This interactive workshop took place on 19 November 2019 at the University of Manchester’s Sackville Street building in the heart of Manchester city centre. The day was a professionally facilitated workshop which addressed a number of themes relating to the technical aspects of the project but also other observations which would enable the project to add most value to industry. Delegates were from a range of design, operations and trade bodies working in the onshore process industries. The aim of the project is to extract reliable process safety intelligence from a range of unstructured and chaotic data sources, without imposing new data collection burdens on end users. This can be used to prevent and mitigate Loss of Containment (LoC) events which, in turn, can result in fires, explosions and toxic releases affecting the offsite public as well as workers.

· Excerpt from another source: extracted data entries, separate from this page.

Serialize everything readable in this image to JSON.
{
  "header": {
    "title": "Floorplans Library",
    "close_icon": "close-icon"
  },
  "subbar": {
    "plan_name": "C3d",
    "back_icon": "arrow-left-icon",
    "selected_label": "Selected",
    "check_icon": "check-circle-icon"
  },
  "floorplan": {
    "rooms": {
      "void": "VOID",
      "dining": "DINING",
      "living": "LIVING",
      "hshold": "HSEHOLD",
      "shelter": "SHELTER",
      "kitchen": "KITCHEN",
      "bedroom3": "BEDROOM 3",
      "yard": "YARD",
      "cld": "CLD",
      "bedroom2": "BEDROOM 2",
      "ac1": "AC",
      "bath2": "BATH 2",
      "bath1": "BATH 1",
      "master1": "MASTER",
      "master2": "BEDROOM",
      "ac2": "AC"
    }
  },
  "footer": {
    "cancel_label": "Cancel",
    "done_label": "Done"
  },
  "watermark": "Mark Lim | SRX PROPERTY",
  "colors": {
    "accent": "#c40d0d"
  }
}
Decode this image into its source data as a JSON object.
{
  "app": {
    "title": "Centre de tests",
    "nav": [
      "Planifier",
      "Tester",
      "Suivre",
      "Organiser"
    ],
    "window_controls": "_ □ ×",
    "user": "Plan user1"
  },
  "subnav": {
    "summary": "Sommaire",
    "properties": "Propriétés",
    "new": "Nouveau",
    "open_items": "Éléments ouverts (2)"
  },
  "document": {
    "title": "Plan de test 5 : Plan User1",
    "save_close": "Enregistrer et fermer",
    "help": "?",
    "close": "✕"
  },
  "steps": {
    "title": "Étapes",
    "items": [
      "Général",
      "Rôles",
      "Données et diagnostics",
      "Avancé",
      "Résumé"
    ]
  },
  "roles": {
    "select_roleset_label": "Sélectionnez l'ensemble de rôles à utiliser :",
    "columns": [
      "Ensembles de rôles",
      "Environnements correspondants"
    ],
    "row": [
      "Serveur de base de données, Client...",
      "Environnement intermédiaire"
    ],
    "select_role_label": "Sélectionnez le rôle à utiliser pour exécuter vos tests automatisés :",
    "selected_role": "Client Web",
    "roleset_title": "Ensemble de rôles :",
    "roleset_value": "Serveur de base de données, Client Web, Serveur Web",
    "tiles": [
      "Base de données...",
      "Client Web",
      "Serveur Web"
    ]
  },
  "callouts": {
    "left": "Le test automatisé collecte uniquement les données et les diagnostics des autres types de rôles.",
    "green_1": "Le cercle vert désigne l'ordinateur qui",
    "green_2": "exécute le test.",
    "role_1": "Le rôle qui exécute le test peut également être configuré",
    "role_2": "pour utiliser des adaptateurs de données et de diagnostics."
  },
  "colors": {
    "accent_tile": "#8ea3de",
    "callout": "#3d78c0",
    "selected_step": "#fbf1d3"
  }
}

The themes explored at the workshop included:
- Understanding key industry drivers, such as key priorities and business drivers for improving the use of LoC intelligence.
- Considering key data sources globally which could be used to augment the data the team are already processing from the Health & Safety Executive’s (HSE’s) own systems.
- Seeking views on the development of taxonomies to use with Natural Language Processing (NLP) techniques to extract meaningful insight from unstructured free text.
- How best to engage with the onshore process industry going forward, recognising the diversity of the sector.
- Ideas for sustainability of the resources developed by the programme.
Delegates were very engaged with the workshop and a number of key issues emerged. The team will now follow up delegate recommendations and engage with the Process Safety Forum and other operators. They will also invest more time in exploring data anonymisation and other data trust issues, which it is clear are essential for practical sharing of other datasets.